The combinator ${\bf M}$ and the Mockingbird lattice

TL;DR

This paper explores the combinatorial and order-theoretic structures generated by the basic combinator ${f M}$, revealing that its associated rewrite graph forms lattices with unique properties and introducing new lattice structures on duplicative forests.

Contribution

It establishes that the rewrite relation for ${f M}$ forms a partial order with lattice structures on connected components and introduces novel lattices on duplicative forests.

Findings

The reflexive and transitive closure of the ${f M}$ rewrite relation is a partial order.
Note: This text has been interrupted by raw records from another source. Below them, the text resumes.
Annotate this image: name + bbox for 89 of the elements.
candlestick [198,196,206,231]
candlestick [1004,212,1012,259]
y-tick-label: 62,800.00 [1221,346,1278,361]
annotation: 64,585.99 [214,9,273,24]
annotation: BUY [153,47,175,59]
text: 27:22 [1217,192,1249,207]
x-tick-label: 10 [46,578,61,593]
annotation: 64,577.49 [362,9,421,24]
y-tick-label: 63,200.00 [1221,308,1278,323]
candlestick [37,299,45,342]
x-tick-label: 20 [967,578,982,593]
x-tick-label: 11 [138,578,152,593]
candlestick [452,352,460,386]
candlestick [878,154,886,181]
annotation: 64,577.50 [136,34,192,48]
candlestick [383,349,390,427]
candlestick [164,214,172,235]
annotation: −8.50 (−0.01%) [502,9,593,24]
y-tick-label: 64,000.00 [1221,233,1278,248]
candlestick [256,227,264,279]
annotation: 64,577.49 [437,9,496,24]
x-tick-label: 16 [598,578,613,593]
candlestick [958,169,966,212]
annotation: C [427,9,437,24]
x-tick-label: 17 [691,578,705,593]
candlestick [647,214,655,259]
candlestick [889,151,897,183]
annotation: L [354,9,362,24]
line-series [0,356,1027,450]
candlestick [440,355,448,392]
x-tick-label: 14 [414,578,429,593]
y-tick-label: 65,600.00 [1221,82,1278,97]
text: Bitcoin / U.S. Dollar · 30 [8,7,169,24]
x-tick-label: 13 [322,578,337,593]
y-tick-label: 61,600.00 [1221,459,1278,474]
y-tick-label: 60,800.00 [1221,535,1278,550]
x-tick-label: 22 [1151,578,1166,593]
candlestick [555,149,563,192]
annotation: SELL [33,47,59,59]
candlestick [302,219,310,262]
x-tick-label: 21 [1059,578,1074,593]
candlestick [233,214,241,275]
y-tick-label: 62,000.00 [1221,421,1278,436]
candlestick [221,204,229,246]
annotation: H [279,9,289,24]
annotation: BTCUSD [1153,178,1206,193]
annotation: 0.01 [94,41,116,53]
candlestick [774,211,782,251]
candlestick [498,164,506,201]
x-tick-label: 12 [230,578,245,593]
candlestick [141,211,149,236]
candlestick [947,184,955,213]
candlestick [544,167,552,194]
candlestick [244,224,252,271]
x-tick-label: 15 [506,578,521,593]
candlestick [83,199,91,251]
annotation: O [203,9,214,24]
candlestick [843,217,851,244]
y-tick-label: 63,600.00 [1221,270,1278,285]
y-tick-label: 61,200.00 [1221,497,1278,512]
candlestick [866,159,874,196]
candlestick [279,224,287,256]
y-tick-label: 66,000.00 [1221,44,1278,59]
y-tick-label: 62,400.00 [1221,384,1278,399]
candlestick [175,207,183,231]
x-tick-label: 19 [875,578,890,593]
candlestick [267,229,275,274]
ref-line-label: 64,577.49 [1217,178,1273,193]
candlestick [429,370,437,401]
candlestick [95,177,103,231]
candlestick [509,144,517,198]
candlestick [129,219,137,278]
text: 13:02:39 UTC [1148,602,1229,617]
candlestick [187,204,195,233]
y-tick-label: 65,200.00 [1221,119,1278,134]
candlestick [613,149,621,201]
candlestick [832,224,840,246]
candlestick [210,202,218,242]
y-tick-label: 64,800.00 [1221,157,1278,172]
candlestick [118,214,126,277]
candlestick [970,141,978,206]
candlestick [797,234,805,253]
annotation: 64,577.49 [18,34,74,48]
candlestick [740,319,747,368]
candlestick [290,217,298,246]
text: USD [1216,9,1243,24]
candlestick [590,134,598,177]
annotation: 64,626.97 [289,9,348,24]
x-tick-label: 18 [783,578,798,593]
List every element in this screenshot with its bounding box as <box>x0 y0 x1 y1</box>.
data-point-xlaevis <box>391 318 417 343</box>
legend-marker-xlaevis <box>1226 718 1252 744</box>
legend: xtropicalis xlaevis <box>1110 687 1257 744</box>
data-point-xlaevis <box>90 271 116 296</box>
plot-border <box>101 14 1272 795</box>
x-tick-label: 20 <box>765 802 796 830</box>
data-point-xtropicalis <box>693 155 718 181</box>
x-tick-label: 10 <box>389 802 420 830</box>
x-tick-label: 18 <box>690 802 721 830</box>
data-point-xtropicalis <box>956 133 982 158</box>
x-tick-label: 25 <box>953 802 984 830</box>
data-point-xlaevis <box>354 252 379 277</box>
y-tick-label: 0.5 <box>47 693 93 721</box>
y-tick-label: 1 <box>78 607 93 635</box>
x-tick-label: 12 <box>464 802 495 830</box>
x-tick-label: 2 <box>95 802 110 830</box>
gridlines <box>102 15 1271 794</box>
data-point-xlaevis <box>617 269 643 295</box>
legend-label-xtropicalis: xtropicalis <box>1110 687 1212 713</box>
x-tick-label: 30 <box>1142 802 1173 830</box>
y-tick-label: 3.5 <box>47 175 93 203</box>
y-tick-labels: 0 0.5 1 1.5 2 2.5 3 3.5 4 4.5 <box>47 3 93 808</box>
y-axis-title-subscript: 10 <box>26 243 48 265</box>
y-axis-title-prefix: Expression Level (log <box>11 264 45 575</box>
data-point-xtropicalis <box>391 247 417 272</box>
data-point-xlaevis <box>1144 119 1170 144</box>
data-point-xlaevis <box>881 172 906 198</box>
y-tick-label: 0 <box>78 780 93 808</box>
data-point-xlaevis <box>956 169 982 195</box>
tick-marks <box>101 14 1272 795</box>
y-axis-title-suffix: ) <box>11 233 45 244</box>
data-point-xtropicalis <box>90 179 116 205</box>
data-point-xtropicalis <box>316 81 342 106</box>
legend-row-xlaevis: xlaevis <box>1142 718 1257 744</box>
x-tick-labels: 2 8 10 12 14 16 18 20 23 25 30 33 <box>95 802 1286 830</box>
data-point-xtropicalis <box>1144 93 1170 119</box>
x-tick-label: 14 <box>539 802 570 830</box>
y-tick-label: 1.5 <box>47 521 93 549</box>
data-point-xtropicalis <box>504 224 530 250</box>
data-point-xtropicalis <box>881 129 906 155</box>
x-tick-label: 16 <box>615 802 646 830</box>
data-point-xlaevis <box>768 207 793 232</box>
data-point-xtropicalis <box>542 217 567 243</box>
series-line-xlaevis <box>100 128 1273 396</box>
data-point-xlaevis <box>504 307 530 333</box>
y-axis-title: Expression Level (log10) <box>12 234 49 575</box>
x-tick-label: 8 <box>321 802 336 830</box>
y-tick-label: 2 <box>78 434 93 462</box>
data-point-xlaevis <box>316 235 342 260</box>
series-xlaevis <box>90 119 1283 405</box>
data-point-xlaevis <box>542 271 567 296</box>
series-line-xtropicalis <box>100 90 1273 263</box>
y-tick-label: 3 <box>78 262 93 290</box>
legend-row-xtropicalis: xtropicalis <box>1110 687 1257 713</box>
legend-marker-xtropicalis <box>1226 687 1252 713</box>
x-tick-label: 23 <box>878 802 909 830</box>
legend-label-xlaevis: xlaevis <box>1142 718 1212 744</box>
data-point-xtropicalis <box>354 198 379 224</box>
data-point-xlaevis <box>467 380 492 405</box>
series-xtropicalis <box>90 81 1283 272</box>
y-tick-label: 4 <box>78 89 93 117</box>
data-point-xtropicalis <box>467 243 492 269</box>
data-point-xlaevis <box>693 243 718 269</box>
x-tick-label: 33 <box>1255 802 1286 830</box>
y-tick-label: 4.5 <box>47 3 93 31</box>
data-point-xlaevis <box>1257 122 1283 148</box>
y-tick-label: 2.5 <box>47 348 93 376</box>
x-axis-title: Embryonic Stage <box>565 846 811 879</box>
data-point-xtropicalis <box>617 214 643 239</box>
Connected components of the rewrite graph are lattices, specifically Hasse diagrams.

New lattices on duplicative forests are introduced, with enumerative properties analyzed.

Abstract

We study combinatorial and order theoretic structures arising from the fragment of combinatory logic spanned by the basic combinator ${\bf M}$. This basic combinator, named as the Mockingbird by Smullyan, is defined by the rewrite rule ${\bf M} x_1 \to x_1 x_1$. We prove that the reflexive and transitive closure of this rewrite relation is a partial order on terms on ${\bf M}$ and that all connected components of its rewrite graph are Hasse diagram of lattices. This last result is based on the introduction of new lattices on duplicative forests, which are sorts of treelike structures. These lattices are not graded, not self-dual, and not semidistributive. We present some enumerative properties of these lattices like the enumeration of their elements, of the edges of their Hasse diagrams, and of their intervals. These results are derived from formal power series on terms and on duplicative forests endowed with particular operations.